As crowdfunding has spread, so has its dark side. Criminals have attempted to use some platforms for money laundering and in June the US’s Federal Trade Commission targeted organisers of a crowdfunding campaign for the first time after a proposed board game, raised US$122,874 and failed to deliver.
A company that has been cited as a classic example of the risks is Kreyos, which raised over $1.5 million in 2013 to fund the production of a waterproof smartwatch with voice and gesture control. A year later, a few customers received a watch – which was nothing like the prototypes. But many others didn’t receive a single thing. Kreyos closed down at the end of last year.
But despite the risks, according to crowdfunding and digital strategist Anna Maguire, author of Crowdfund It!: “It is going to grow, grow, grow.”
In the last few years it has gone from being an oddity to a fully recognised form of funding, she says. “Like all booms there will be a correction. [But] it’s not a novelty, it’s not a gimmick and it’s not going away.”

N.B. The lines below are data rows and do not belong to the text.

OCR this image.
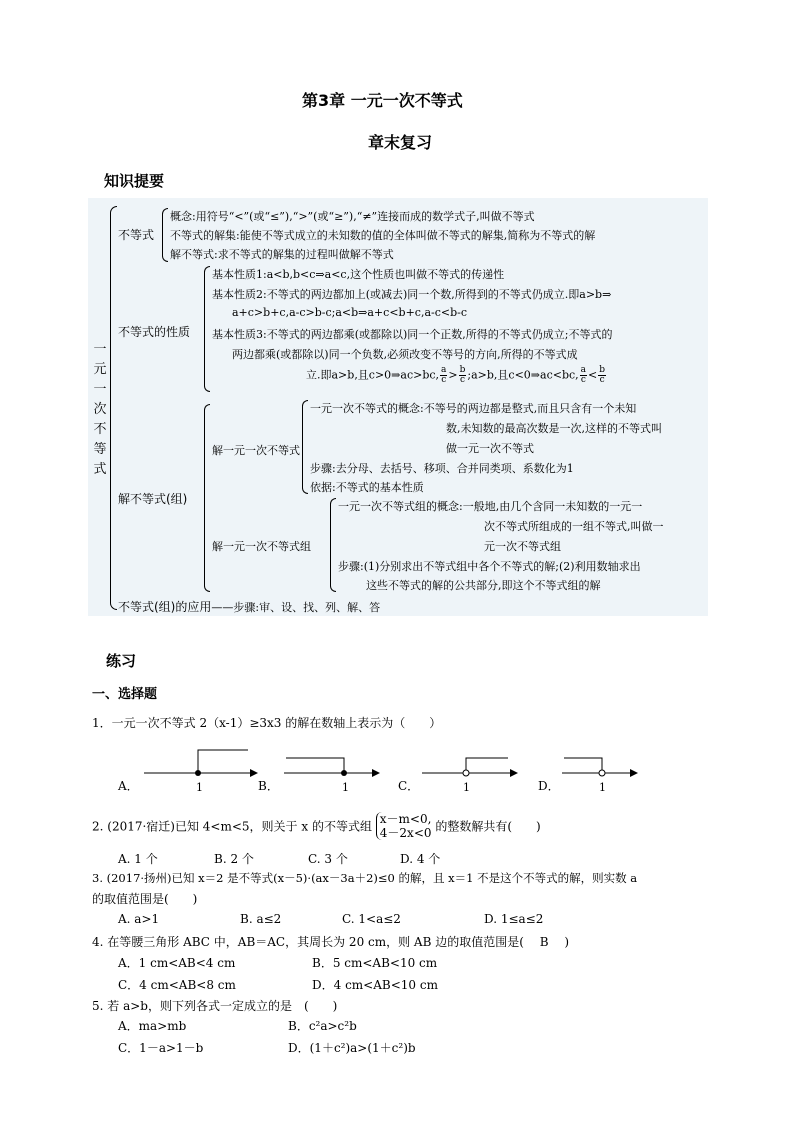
第3章 一元一次不等式
章末复习
知识提要
一
元
一
次
不
等
式
不等式
概念:用符号“<”(或“≤”),“>”(或“≥”),“≠”连接而成的数学式子,叫做不等式
不等式的解集:能使不等式成立的未知数的值的全体叫做不等式的解集,简称为不等式的解
解不等式:求不等式的解集的过程叫做解不等式
不等式的性质
基本性质1:a<b,b<c⇒a<c,这个性质也叫做不等式的传递性
基本性质2:不等式的两边都加上(或减去)同一个数,所得到的不等式仍成立.即a>b⇒
a+c>b+c,a-c>b-c;a<b⇒a+c<b+c,a-c<b-c
基本性质3:不等式的两边都乘(或都除以)同一个正数,所得的不等式仍成立;不等式的
两边都乘(或都除以)同一个负数,必须改变不等号的方向,所得的不等式成
立.即a>b,且c>0⇒ac>bc, $\frac{a}{c} > \frac{b}{c}$ ;a>b,且c<0⇒ac<bc, $\frac{a}{c} < \frac{b}{c}$
解不等式(组)
解一元一次不等式
一元一次不等式的概念:不等号的两边都是整式,而且只含有一个未知
数,未知数的最高次数是一次,这样的不等式叫
做一元一次不等式
步骤:去分母、去括号、移项、合并同类项、系数化为1
依据:不等式的基本性质
解一元一次不等式组
一元一次不等式组的概念:一般地,由几个含同一未知数的一元一
次不等式所组成的一组不等式,叫做一
元一次不等式组
步骤:(1)分别求出不等式组中各个不等式的解;(2)利用数轴求出
这些不等式的解的公共部分,即这个不等式组的解
不等式(组)的应用——步骤:审、设、找、列、解、答
练习
一、选择题
1．一元一次不等式 2（x-1）≥3x3 的解在数轴上表示为（　　）
A．	1	B．	1	C．	1	D．	1
2. (2017·宿迁)已知 4<m<5，则关于 x 的不等式组
x－m<0,
4－2x<0 的整数解共有(　　)
A. 1 个	B. 2 个	C. 3 个	D. 4 个
3. (2017·扬州)已知 x＝2 是不等式(x－5)·(ax－3a＋2)≤0 的解，且 x＝1 不是这个不等式的解，则实数 a
的取值范围是(　　)
A. a>1	B. a≤2	C. 1<a≤2	D. 1≤a≤2
4. 在等腰三角形 ABC 中，AB＝AC，其周长为 20 cm，则 AB 边的取值范围是(　 B　 )
A．1 cm<AB<4 cm	B．5 cm<AB<10 cm
C．4 cm<AB<8 cm	D．4 cm<AB<10 cm
5. 若 a>b，则下列各式一定成立的是　(　　)
A．ma>mb	B．c²a>c²b
C．1－a>1－b	D．(1＋c²)a>(1＋c²)b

When the night finally arrived to see The Dapto Chaser, my ticket was waiting for me at the theatre door. My name was printed boldly on the play’s programme along with another 91 crowdfunding supporters, and I could sense a rather special buzz in the air.

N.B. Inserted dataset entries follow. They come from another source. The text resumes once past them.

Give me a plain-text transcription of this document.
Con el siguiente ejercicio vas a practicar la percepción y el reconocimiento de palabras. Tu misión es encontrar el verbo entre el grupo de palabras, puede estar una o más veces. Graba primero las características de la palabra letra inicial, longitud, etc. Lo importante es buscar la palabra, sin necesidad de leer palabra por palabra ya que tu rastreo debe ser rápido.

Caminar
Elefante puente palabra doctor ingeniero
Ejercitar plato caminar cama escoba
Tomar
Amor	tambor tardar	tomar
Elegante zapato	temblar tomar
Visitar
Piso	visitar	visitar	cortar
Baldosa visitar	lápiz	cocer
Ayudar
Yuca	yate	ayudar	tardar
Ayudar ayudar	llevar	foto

The play itself lived up to its hype. It proved to be fast, funny and poignant, and there was something special, in that warm fuzzy way, about knowing I had helped directly to make it happen. As the audience left the theatre, Dino Dimitriadis and the playwright personally thanked us for the support.
Crowdfunding may be a gamble but pick your project carefully and its bonuses can go far beyond the monetary. What my dalliance with it showed me was that, like the best things in life, it’s personal – and that makes potential rewards all the greater. Learning that felt like $40 well spent.